I'm getting the issues confused.
But if New Yorkers can tolerate a mosque at Ground Zero, shouldn't it be a highly tolerant mosque?
Back to gay marriage. I've thought about it for about ten years, and I've decided it's a good thing. It really bothered me that judges were interfering with my own thinking on this question, because it is not a matter for the courts to decide.
Marriage is customary, legal, and moral. They all go together and the nature of marriage ought to be determined by the legislature, and failing that, by referendum.
The courts are the very worst place to decide questions like this, and that judge in California is doing no one a favor by ruling in favor of gay marriage -- or against it. He is a usurper against my own voice and I resent it.
It would be much better if people are persuaded, as they can be. Proponents of gay marriage have full access to the political process and can take their case to the people. I expect they will win if they take that course.
But if they keep going to court, the question will remain unsettled for decades. Keep the lawyers out of this, please.
Going to court is always the very, very last option in any dispute.
The Mosque. I was married to a Moslem woman for seven years. She was from Africa. Her ancestral village was in the mountains of Malawi. We visited this village shortly after we were married in 1997. Chembe village it was called, with a small mud brick mosque in the village square, and an ancient bearded imam in a blue robe.

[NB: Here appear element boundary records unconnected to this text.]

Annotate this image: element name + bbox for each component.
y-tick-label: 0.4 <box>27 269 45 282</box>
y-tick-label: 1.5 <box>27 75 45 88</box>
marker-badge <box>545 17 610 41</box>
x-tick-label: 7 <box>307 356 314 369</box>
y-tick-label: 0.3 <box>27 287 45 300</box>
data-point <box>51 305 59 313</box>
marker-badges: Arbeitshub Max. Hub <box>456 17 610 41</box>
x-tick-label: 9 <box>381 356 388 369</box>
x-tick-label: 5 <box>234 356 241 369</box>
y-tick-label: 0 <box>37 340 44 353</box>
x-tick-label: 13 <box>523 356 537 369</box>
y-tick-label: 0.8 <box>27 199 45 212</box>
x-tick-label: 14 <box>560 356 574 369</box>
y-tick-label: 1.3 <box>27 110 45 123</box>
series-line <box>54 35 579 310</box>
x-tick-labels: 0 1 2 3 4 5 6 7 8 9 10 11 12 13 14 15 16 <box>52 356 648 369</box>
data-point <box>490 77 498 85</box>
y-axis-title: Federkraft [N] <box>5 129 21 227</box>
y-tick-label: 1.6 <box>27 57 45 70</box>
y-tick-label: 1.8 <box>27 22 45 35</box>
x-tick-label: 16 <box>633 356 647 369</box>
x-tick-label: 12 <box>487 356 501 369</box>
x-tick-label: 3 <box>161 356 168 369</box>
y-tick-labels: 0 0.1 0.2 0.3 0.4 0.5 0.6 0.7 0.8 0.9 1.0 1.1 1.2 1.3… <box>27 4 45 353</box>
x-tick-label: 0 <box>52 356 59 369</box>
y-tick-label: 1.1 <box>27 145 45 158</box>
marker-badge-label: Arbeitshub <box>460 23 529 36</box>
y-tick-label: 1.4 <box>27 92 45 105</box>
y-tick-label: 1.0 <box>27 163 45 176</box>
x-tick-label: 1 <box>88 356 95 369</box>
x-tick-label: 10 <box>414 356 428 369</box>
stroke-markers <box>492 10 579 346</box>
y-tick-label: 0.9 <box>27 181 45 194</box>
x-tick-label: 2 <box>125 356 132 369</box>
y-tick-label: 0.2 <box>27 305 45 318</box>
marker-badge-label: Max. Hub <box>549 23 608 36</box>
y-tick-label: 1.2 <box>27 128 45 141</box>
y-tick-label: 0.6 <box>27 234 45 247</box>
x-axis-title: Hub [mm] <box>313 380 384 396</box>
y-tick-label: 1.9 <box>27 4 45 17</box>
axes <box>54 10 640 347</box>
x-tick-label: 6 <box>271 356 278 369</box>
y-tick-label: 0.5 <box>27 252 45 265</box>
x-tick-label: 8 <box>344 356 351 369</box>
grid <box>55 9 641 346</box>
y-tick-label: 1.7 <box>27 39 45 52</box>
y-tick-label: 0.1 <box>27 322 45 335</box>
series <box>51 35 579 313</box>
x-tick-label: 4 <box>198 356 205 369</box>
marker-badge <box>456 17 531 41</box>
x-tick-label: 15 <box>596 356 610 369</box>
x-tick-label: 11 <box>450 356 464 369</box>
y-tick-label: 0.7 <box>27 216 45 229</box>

The imam had several tattered copies of the Koran. He sang the call to prayers each morning before dawn -- no loudspeaker and no electricity in this village -- only the haunting call to prayer.

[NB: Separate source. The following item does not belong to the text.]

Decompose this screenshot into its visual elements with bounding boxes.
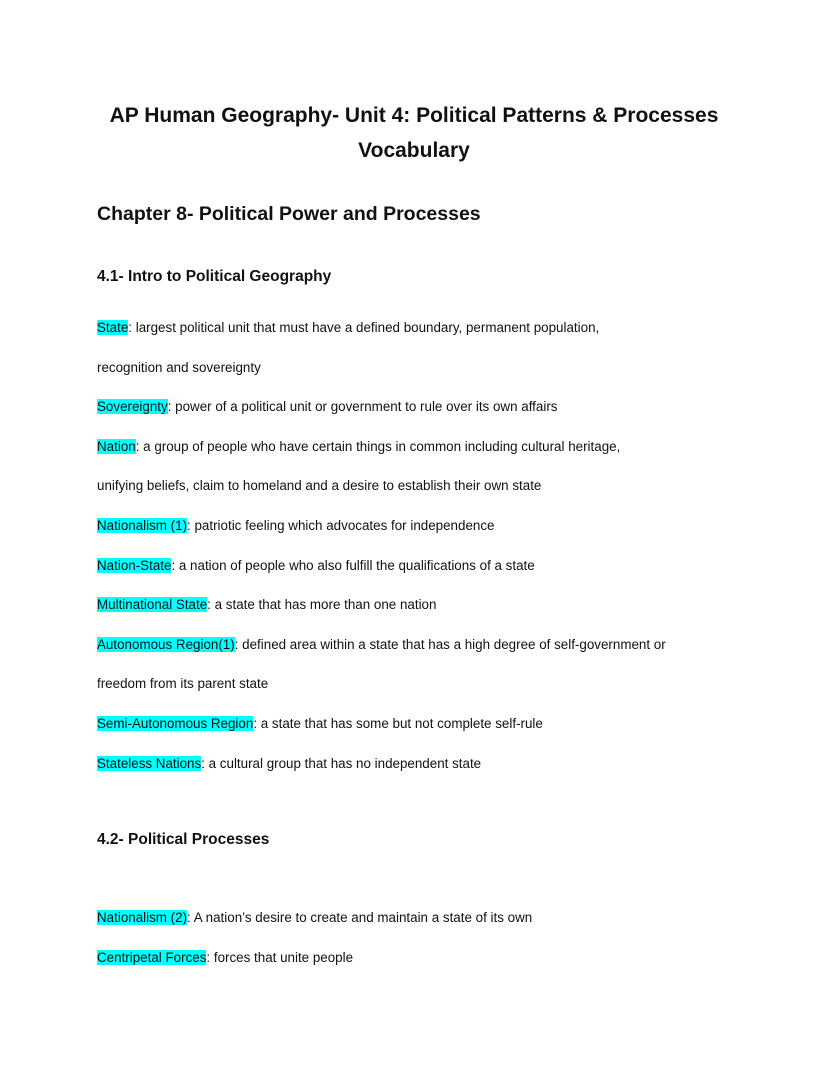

Five or six men would come to the mosque in response to the imam's call.
There were no dogs in Chembe village I liked that, because there was no barking in the night and it was quiet.

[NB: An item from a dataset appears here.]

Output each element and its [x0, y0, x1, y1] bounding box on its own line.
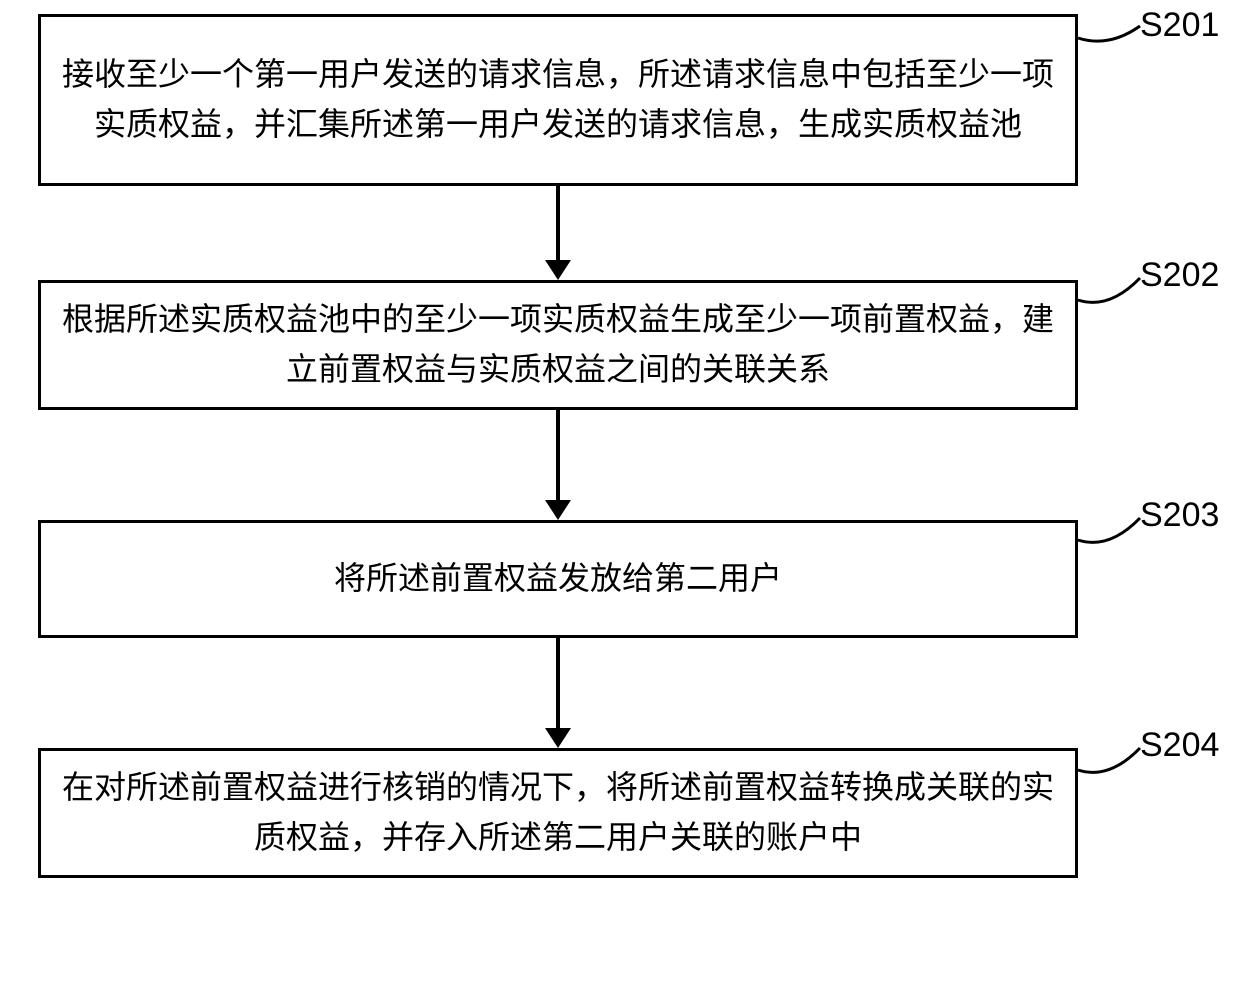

There was no alcohol -- not exactly, more of a low key kind of thing. In the evening the women gathered in the cooking hut down the hill. The village chief would invite me to join him at his place where we sat in chairs -- probably the only two chairs in the village.
He would bring out a bottle of rum and we had a drink together. It was fine. We treated each other as equals. I was proud of my life and my American heritage and education. He was proud of his village. I was married into his family and was welcomed in that way.
After some conversation, we would go to the women's cooking hut -- they had a fire going and it was warm in there, and we sat around the fire on mats and talked.
That's really all I know about Islam from personal experience. I think the villagers took their religion very lightly, and I wish we were all like that.
Having said that, the Ground Zero Mosque -- actually I don't know what to think. Legally it's a slam dunk -- they can build it wherever zoning ordinances permit a house of worship.
Otherwise, it's entirely up to the people of Manhattan, who are not likely to notice it amid the roar of commerce and culture
But if they do build it, this mosque should be the center of a mission to Islamic countries, which often forbid the construction or even the repair of churches and synagogues in their lands.
If the mosque is built, it should be a shining example and we should seek reciprocal treatment in Moslem countries. "Allow the free interchange of ideas, welcome our preachers as we welcome yours. Respectful argument is a good thing. We can challenge each other."
I was married to the African woman for seven years, but other than going to Chembe village to visit the graves of her ancestors, we had no more exposure to Islam. She claimed it as an identity, but only that. She had no knowledge or practice of Islam, but was more familiar with Christianity and indigenous spiritual practices -- in the way that Africa people can mix these things all together.
I have learned and thought about Islam since then -- from reading books and newspapers, from knowing about the attacks of September 11, 2001, and our military invasion of Iraq and Afghanistan, and reading about the endlessly complicated disputes between Palestinians and Israelis -- but I will not let those images intrude on what I actually experienced first hand -- I think I will cherish and remember the evenings with Chief Chembe in his village, a man just like me, except he had two wives.
So we end. And we realize that the Mosque and the question of Marriage are actually related.
And there is a lot to talk about -- if we can keep it out of court.